The key word is collaboration and sometimes it does go wrong, sometimes a products group does become a master barking orders at the engineers as they cower in their cubes, perhaps you can find a short term return from this approach, but the downsides will quickly outweigh any benefits. Any engineer worth his salt won’t put up with that environment, innovation will be crushed, trust will vanish, and quality communication will quickly break down. Fixing teams that have experienced that kind of environment is not easy, the scars of betrayal run deep. When the products group becomes a tool used to push the engineering team rather than being brothers in arms it all breaks down, we undo decades of workplace progress because we fear that which we don’t understand, the art of software engineering.


Even Colin McRae Needed Help

Rally drivers have a co-driver who sits in the car alongside them. Without the co-driver the driver has no chance of being successful in a race, the co-driver’s role is to constantly communicate the road ahead, the severity of turns, bumps, drops, and other obstacles. The driver puts a huge amount of trust in the co-driver as he makes velocity and direction choices for the vehicle based on that information, information that if wrong could end very badly. In turn, the co-driver is putting similar trust in the driver, that he is going to use that information responsibly and safely. They both have to get over the finish line in one-piece and they both want to win.


I am totally in love with this analogy, it illustrates the way the products team (co-driver) and the engineering team (driver) should work together. The co-driver sets the context, communicates importance, priority, and gives some insight into the future. The driver takes all of that information and applies it to moving the vehicle toward the finish line, but not blindly with only the information from the co-driver, but assimilating those data points with what the driver can see through the windshield and feel through the steering wheel in his hands and the pedals at his feet. The co-driver doesn’t know everything, if there is an unexpected rock on the road ahead it is the driver that needs to react in realtime to safely deal with the obstruction. Each participant knows the importance of their role and trusts the other to share the same goal. The co-driver doesn’t understate the severity of a curve because they think the driver can take it faster, the driver doesn’t ignore the directions relayed by the navigator because they think they know the path to the finish line better.

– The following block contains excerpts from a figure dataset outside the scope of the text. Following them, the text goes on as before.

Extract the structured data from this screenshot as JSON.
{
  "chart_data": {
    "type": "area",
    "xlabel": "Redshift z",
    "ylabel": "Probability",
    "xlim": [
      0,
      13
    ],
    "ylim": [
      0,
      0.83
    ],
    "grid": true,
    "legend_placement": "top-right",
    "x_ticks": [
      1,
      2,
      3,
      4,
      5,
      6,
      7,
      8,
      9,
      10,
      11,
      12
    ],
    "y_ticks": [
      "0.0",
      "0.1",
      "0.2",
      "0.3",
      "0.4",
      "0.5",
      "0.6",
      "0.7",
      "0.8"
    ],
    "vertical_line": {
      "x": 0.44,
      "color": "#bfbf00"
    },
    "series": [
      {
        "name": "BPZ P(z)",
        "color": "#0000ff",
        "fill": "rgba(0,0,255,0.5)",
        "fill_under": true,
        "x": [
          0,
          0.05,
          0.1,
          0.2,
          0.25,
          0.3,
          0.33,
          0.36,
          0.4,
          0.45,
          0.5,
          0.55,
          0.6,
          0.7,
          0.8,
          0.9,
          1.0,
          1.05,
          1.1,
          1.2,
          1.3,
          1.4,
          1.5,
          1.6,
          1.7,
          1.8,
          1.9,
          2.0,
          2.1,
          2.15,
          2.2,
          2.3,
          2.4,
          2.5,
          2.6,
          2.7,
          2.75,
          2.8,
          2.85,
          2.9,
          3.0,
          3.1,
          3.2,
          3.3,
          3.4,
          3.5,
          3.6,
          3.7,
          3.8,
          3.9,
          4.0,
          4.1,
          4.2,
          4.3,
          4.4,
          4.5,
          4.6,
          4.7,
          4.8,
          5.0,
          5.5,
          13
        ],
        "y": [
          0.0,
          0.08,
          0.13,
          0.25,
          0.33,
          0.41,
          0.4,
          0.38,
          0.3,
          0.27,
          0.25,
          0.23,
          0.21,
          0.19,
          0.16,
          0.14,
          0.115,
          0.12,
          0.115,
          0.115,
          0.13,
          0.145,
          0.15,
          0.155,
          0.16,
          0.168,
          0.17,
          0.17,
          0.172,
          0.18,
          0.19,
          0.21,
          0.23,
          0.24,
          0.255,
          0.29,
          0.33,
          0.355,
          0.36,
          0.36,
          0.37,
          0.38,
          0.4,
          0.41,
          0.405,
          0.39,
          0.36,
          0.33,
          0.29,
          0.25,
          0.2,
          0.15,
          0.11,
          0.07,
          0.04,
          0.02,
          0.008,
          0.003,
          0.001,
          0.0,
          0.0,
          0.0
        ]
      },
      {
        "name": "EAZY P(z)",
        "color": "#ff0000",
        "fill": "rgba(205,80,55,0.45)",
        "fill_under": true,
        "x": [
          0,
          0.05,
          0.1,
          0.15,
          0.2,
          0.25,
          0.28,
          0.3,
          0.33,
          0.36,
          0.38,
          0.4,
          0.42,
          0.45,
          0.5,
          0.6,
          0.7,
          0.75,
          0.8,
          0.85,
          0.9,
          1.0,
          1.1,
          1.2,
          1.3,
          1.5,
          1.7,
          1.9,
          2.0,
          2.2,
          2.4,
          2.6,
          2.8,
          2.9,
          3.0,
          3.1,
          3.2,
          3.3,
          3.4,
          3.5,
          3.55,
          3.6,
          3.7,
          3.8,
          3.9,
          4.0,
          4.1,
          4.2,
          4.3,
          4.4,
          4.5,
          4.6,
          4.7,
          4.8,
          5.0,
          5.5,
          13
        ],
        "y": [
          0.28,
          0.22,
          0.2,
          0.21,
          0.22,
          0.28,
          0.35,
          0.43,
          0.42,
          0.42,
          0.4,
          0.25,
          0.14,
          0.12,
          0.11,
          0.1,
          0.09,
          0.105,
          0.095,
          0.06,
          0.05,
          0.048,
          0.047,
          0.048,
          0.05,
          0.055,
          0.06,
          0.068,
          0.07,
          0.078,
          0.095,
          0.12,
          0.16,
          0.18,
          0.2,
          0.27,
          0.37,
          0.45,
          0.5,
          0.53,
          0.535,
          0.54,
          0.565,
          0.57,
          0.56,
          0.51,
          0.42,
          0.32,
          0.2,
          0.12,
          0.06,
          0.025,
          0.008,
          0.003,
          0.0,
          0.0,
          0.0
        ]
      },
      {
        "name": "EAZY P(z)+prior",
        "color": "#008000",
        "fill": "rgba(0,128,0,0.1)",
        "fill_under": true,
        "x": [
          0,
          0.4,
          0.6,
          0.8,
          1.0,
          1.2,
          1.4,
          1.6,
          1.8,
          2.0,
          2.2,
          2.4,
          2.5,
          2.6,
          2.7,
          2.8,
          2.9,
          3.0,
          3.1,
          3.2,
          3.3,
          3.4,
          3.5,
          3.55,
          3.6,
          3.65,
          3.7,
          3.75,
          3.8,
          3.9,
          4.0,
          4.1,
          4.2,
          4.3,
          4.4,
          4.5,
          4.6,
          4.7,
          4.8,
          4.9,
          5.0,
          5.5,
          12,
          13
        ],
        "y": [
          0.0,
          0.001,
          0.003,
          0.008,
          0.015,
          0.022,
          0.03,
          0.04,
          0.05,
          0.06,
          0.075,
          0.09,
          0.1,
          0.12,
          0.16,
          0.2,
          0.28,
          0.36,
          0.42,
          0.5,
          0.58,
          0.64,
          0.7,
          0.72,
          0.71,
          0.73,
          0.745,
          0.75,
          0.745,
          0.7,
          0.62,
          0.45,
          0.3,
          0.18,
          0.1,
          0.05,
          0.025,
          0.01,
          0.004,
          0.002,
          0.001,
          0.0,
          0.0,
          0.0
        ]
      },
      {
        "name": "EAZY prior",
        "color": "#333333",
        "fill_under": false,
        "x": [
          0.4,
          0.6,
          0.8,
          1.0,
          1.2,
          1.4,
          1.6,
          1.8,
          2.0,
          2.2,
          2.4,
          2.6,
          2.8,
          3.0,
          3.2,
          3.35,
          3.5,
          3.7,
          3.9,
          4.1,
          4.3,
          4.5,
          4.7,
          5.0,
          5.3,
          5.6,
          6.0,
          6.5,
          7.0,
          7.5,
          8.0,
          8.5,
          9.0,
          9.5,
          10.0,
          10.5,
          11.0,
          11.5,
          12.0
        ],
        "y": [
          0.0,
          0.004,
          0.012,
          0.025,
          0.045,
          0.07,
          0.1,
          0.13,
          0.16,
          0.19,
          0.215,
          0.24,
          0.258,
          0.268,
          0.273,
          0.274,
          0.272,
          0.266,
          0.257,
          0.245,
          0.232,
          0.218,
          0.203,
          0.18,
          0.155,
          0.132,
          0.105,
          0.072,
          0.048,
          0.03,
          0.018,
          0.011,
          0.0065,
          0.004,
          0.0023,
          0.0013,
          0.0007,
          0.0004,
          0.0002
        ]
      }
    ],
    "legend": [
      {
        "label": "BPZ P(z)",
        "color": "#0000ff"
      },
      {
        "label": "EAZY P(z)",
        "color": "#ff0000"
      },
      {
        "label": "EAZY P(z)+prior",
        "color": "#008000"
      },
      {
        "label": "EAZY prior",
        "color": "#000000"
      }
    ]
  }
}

They form a mutual trust about each others abilities and desire to win.


Let me put it this way if the question you find yourself asking is

“Without the Product Owner/Product Manager/Scrum-master/Jailor/Dictator acting as a project manager, who makes sure the engineers are working fast enough?”

then I would suggest you need to step back and look at your organization. In this statement “project management” equates to whipping, suggesting that engineers don't share the same goals and even given the correct context won't be motivated to "win". The real answer to engineering productivity lies in more general process improvement and increased trust with the product and executive teams, it has nothing to do with whipping a team over a project finish line. Using a Product Owner as a project manager to “push” the team is a big smelly anti-pattern that needs to be resisted at all costs. The best advice I can give you is to build trust between product and engineering, share context in both directions, have each other's back and before long the seam between the groups will vanish. This is why it is so critical that the Product Owner is an actual member of the team not just a member of products who shows up to a few team ceremonies to point at a deadline.


Magic Happens When Products and Engineering Drive Together


Whether you are a startup that doesn’t yet have a products group or you have one but the results aren’t where you’d like them to be, take a close look at how products and engineering work together because they are at the core of what you do and when they align magic happens.